10 Ways to De-Stress This Semester

A semester is like a year to most students in the sense that we begin the semester with goals and plans on how we can be the best students. Semester plans usually include “attending every lecture and tutorial”, “going to consultations” and, “submitting work on time”, to name but a few. When the first week of lectures begins for the semester, students find themselves scraping together every ounce of positivity they can find in order to begin the semester on the right footing and hope to still finish it with a bang. Unfortunately, that level of consistency is rarely achieved by most of us because school comes with a lot of stress that can leave one demotivated and drained. In those instances, it becomes important to have ways to de-stress because a semester can be quite long and without coping strategies, one’s emotional and mental wellbeing are put at risk. In an attempt to guard against this, here are the top ten ways that I feel can help with de-stressing this semester:

1.    Breathe

Breathing exercises are often taken for granted when people think about de-stressing techniques. However, deep breathing is the cornerstone of relaxation. Taking out a few minutes in a day in a comfortable space for deep, steady breaths can do a lot to elevate your mood and get your stress levels in check.

2.    Physical Exercise

Exercise is a technique that is known for stimulating the release of endorphins (hormones that trigger positive bodily feelings). For this reason, exercise has the ability to alleviate stress, symptoms of depression and many cases of mental illness. The exercise does not have to be gruelling, it can be light such as a walk.

3.    Get into a routine

This is a challenge for many students (if not, at least for me). A lack of order in our day-to-day routine can be a source of stress, anxiety and a great deal of discomfort if left unchecked. Attempting by all means to establish a routine, whether daily or weekly, can help build and maximise productivity and wellbeing, thus working against the stress that might hinder one’s success.

4.    Go hiking

The advantage of being a student at UCT is that you have one of the Seven Wonders of the world a breath away - Table Mountain. The mountain, inclusive of Lion’s Head and Devil’s Peak, is a great site for going on hikes. Hiking relieves stress through its aerobics and cardiovascular exercise components. In addition, being outside in nature has restorative and stress-relieving powers.

5.    Keep a journal

Journaling helps to clarify your thoughts and feelings. In addition, writing removes mental blocks and it allows you to use all your brainpower to better understand yourself, others and the world as whole.

6.    Talk to a friend/someone

It is important to talk about problems that stress you out to someone you have a good relationship with. This can be a friend, a partner, or loved ones. When you are under stress, a reassuring voice from a loved one can put things into perspective.

7.    Eat right

A proper diet and stress levels are closely related.
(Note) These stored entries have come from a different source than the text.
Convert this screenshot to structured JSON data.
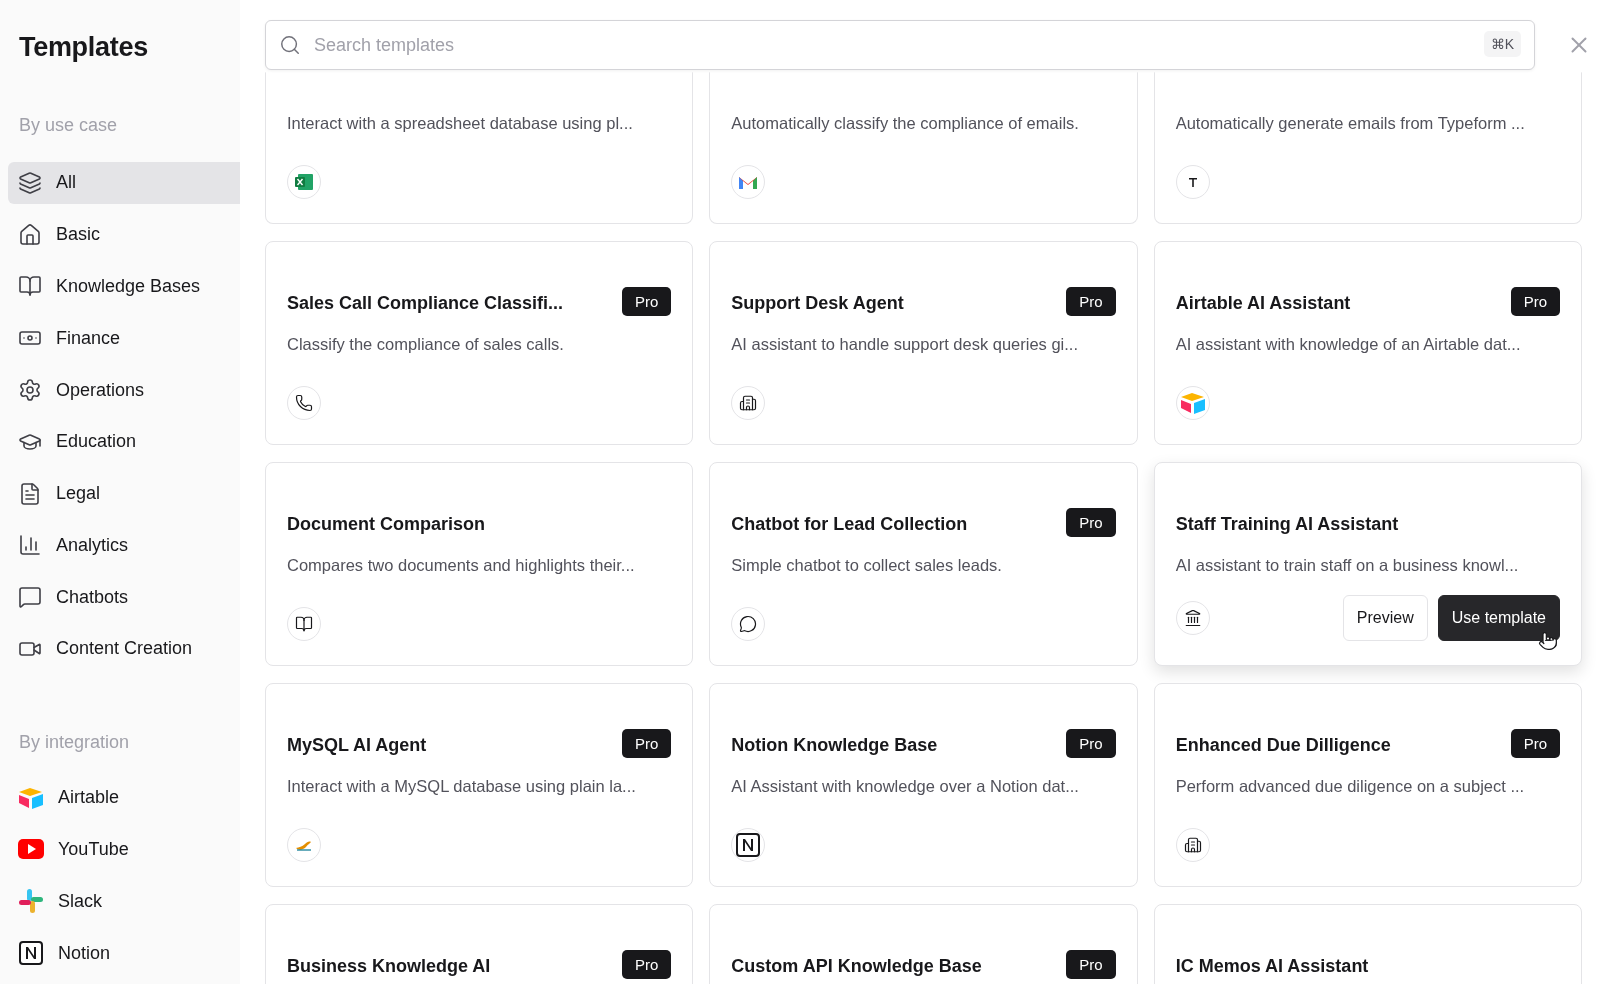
{
  "sidebar": {
    "title": "Templates",
    "sections": [
      {
        "heading": "By use case",
        "items": [
          {
            "label": "All",
            "selected": true
          },
          {
            "label": "Basic",
            "selected": false
          },
          {
            "label": "Knowledge Bases",
            "selected": false
          },
          {
            "label": "Finance",
            "selected": false
          },
          {
            "label": "Operations",
            "selected": false
          },
          {
            "label": "Education",
            "selected": false
          },
          {
            "label": "Legal",
            "selected": false
          },
          {
            "label": "Analytics",
            "selected": false
          },
          {
            "label": "Chatbots",
            "selected": false
          },
          {
            "label": "Content Creation",
            "selected": false
          }
        ]
      },
      {
        "heading": "By integration",
        "items": [
          {
            "label": "Airtable",
            "selected": false
          },
          {
            "label": "YouTube",
            "selected": false
          },
          {
            "label": "Slack",
            "selected": false
          },
          {
            "label": "Notion",
            "selected": false
          }
        ]
      }
    ]
  },
  "search": {
    "placeholder": "Search templates",
    "shortcut": "⌘K"
  },
  "cards": [
    {
      "description": "Interact with a spreadsheet database using pl...",
      "hovered": false
    },
    {
      "description": "Automatically classify the compliance of emails.",
      "hovered": false
    },
    {
      "description": "Automatically generate emails from Typeform ...",
      "hovered": false
    },
    {
      "title": "Sales Call Compliance Classifi...",
      "badge": "Pro",
      "description": "Classify the compliance of sales calls.",
      "hovered": false
    },
    {
      "title": "Support Desk Agent",
      "badge": "Pro",
      "description": "AI assistant to handle support desk queries gi...",
      "hovered": false
    },
    {
      "title": "Airtable AI Assistant",
      "badge": "Pro",
      "description": "AI assistant with knowledge of an Airtable dat...",
      "hovered": false
    },
    {
      "title": "Document Comparison",
      "description": "Compares two documents and highlights their...",
      "hovered": false
    },
    {
      "title": "Chatbot for Lead Collection",
      "badge": "Pro",
      "description": "Simple chatbot to collect sales leads.",
      "hovered": false
    },
    {
      "title": "Staff Training AI Assistant",
      "description": "AI assistant to train staff on a business knowl...",
      "hovered": true,
      "actions": [
        "Preview",
        "Use template"
      ]
    },
    {
      "title": "MySQL AI Agent",
      "badge": "Pro",
      "description": "Interact with a MySQL database using plain la...",
      "hovered": false
    },
    {
      "title": "Notion Knowledge Base",
      "badge": "Pro",
      "description": "AI Assistant with knowledge over a Notion dat...",
      "hovered": false
    },
    {
      "title": "Enhanced Due Dilligence",
      "badge": "Pro",
      "description": "Perform advanced due diligence on a subject ...",
      "hovered": false
    },
    {
      "title": "Business Knowledge AI",
      "badge": "Pro",
      "hovered": false
    },
    {
      "title": "Custom API Knowledge Base",
      "badge": "Pro",
      "hovered": false
    },
    {
      "title": "IC Memos AI Assistant",
      "hovered": false
    }
  ]
}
When we are going through a stressful period we tend to resort to sugary and fatty food. While these types of foods alleviate short-term psychological stress, they can cause long term physical stress to your brain. Fruits, vegetables and fish as well as foods with high levels of fatty acids have shown to reduce the symptoms of stress.

8.    Sleep better

As a student, it is challenging to get at most eight hours of sleep. However, lack of sleep is also a key cause of elevated stress levels. Try by all means to make sure you get the doctor-recommended seven to eight hours of sleep per night. 

9.    Watch Idols wooden mic auditions

Sometimes thinking about things that have nothing to do with you, especially if they make you laugh, can do a lot for your mood. Idols wooden mic auditions are a great source of enjoyment. Laughter triggers the release of endorphins which promote an overall sense of well-being and can even temporarily relieve pain.

10.  Volunteer for an outreach

Apart from being able to put an outreach programme you have volunteered for in your CV, volunteering can help reduce stress because giving to others has benefits in the sense that it can help protect your mental health. In addition, the social interaction helps one develop emotional stability especially if the volunteering is done on a consistent basis (SHAWCO is currently looking for volunteers for second semester).

Stress is a part of our lives and unfortunately it cannot be avoided. However, that does not mean that it should be ignored. The good news is that stress can be managed and with some patience and strategy, it can even be reduced.